With script and lyrics by Tom Jones, who wrote "The
Fantasticks," this little show has whimsy and poignancy.
But, with the repetitive, schmaltzy and sometimes inappropriate
music by Joseph Thalken (who, by the way, is attempting to compete with
the film's perfectly fitting score, by Cat Stevens), Jones cannot
approximate the film's bleak humor.
It's ably directed in Cleveland by Victoria Bussert, who has
brought many small shows full of possibilities to the intimate (if hot
and stuffy) Alma, and she does this one with her usual flair for the
unpredictable.

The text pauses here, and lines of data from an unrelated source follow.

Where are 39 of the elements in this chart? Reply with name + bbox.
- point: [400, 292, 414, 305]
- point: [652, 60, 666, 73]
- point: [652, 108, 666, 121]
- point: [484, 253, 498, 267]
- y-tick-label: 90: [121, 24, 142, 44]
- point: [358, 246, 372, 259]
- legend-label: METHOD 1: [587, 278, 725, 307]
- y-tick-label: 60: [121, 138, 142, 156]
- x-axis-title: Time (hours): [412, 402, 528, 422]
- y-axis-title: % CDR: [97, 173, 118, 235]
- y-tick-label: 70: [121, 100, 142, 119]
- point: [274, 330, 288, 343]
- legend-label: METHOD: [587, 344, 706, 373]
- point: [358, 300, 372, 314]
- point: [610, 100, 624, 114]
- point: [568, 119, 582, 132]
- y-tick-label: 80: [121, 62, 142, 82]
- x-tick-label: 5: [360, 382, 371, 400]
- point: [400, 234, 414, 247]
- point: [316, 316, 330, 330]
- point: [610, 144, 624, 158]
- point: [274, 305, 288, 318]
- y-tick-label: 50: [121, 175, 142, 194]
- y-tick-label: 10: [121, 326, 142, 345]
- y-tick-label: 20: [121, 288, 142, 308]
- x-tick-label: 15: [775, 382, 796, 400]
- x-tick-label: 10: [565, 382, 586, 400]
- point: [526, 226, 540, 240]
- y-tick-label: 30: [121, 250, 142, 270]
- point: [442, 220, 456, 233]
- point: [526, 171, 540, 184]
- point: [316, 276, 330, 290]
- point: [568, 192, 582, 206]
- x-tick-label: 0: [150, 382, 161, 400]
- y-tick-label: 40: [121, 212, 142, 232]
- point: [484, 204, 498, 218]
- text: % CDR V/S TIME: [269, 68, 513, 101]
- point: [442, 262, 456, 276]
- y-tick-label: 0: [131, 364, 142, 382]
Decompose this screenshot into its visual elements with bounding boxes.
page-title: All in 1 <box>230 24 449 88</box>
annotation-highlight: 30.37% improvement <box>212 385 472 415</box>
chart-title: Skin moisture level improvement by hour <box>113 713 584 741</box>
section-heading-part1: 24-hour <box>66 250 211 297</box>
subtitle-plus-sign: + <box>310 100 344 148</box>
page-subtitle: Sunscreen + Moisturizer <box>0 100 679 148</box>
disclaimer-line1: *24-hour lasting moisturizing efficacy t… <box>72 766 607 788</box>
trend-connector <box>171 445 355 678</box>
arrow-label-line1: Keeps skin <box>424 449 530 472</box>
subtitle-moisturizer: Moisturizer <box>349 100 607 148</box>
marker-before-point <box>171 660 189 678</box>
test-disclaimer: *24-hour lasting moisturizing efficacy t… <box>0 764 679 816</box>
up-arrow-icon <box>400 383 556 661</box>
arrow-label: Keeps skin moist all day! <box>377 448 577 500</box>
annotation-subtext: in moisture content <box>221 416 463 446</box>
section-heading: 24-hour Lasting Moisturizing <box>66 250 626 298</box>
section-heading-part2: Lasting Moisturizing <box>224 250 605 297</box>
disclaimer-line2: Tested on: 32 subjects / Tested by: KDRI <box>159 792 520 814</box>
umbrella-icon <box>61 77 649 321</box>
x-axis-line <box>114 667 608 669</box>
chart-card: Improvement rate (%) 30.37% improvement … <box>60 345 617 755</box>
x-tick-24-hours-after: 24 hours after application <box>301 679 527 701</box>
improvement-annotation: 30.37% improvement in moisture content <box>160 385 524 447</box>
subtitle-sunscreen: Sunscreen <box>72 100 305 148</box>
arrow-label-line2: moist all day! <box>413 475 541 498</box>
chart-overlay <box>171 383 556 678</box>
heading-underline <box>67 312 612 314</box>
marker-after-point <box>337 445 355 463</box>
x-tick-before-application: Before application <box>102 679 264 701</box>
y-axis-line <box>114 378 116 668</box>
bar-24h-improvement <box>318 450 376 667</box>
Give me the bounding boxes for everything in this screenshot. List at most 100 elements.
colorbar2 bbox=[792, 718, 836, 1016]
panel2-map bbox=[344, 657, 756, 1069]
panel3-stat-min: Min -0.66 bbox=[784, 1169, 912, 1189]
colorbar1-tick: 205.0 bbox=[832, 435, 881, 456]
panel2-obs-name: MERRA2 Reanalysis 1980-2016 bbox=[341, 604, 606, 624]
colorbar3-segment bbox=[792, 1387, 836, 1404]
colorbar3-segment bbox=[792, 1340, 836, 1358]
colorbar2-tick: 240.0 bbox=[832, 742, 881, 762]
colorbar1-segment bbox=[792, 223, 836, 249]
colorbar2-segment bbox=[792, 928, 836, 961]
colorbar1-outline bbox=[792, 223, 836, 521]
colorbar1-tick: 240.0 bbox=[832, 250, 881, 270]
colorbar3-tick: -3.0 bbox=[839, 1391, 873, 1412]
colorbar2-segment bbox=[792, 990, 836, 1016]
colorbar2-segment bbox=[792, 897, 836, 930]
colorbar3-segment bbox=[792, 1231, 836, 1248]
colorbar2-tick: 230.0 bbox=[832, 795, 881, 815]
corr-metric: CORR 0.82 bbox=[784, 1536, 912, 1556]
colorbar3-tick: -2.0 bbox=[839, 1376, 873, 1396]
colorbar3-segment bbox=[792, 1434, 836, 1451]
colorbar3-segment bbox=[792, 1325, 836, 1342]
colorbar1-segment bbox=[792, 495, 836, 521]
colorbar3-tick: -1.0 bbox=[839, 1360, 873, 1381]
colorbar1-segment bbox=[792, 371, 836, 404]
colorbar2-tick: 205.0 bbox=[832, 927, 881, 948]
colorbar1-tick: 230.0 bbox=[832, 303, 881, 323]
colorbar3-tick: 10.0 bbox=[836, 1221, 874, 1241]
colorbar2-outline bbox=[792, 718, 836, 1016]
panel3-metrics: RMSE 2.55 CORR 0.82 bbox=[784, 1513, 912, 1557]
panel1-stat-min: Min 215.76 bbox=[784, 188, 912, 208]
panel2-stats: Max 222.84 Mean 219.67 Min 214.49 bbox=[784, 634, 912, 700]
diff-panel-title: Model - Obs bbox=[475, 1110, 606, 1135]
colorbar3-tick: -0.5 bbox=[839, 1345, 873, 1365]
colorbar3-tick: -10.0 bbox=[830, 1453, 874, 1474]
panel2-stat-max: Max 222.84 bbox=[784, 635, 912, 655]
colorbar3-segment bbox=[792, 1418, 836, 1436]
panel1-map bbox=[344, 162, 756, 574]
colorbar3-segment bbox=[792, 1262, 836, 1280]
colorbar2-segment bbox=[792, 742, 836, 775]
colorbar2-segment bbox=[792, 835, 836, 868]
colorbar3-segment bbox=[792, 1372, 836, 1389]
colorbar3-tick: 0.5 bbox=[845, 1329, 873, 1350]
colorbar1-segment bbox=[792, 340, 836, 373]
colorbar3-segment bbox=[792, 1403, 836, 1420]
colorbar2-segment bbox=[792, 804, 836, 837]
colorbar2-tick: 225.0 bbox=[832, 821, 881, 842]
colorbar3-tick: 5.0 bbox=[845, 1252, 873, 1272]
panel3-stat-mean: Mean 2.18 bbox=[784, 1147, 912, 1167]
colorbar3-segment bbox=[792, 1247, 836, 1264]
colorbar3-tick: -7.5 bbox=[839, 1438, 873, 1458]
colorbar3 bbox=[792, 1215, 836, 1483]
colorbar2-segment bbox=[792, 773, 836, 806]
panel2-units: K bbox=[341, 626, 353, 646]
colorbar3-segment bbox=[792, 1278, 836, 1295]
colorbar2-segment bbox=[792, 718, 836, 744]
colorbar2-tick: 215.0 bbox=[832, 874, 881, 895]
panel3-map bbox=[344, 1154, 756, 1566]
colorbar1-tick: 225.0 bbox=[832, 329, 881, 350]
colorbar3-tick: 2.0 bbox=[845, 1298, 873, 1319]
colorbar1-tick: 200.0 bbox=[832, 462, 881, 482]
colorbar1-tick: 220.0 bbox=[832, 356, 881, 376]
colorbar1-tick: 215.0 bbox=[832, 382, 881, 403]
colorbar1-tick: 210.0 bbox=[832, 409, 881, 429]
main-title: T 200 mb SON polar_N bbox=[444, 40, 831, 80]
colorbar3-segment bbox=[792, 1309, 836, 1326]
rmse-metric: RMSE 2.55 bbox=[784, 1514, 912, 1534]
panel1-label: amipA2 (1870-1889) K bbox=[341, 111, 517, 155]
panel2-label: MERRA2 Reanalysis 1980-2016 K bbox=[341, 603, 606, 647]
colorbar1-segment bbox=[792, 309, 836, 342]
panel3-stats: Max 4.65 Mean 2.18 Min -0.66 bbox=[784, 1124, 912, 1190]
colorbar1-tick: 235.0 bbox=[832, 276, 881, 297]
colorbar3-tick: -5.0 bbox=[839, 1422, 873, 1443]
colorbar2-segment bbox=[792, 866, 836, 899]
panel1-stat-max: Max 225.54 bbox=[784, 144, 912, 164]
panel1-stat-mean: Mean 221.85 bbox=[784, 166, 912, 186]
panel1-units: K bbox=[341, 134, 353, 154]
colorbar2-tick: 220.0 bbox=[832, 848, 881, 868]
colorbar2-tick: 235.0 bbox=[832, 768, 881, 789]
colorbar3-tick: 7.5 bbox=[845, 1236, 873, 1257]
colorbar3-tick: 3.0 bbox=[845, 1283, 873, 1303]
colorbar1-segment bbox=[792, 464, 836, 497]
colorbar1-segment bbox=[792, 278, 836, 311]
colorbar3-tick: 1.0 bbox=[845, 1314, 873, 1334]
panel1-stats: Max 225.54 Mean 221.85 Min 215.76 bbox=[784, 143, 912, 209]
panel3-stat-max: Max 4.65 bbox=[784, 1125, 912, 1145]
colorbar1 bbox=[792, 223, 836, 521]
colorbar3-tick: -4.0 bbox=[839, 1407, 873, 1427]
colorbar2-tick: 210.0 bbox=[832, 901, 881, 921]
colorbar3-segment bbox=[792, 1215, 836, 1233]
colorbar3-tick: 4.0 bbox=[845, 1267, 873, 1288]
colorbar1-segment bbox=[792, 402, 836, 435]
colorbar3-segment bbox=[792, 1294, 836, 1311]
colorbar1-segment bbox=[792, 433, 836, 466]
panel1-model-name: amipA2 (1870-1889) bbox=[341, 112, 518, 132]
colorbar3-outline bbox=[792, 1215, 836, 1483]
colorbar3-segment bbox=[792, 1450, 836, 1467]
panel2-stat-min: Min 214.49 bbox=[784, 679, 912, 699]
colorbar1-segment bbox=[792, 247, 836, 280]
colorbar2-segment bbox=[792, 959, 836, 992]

But she's no wacky existentialist.
Neither, unfortunately, is the talented and vivacious Maryann
Nagel, who, in addition to being far too young for the role, doesn't
quite get the kookiness Ruth Gordon lavished on it.
Faring far better in the other title role, Corey Mach is a
gorgeous singer, cute as heck and completely nails the hilarious
morbidity in a part immortalized by Bud Cort.
Jacqueline Cummins has a chilly air as Harold's
Chardonnay-guzzling mom; Patrick Janson does a quick-change marathon as
all of Harold's male authority figures; and Devon Yates takes on
several roles, most hilariously as the strangest of the computer dates
Harold's mom arranges for him.
It's amusing and touching in parts, but it doesn't fulfill
the dark promises and premises of "Harold and Maude."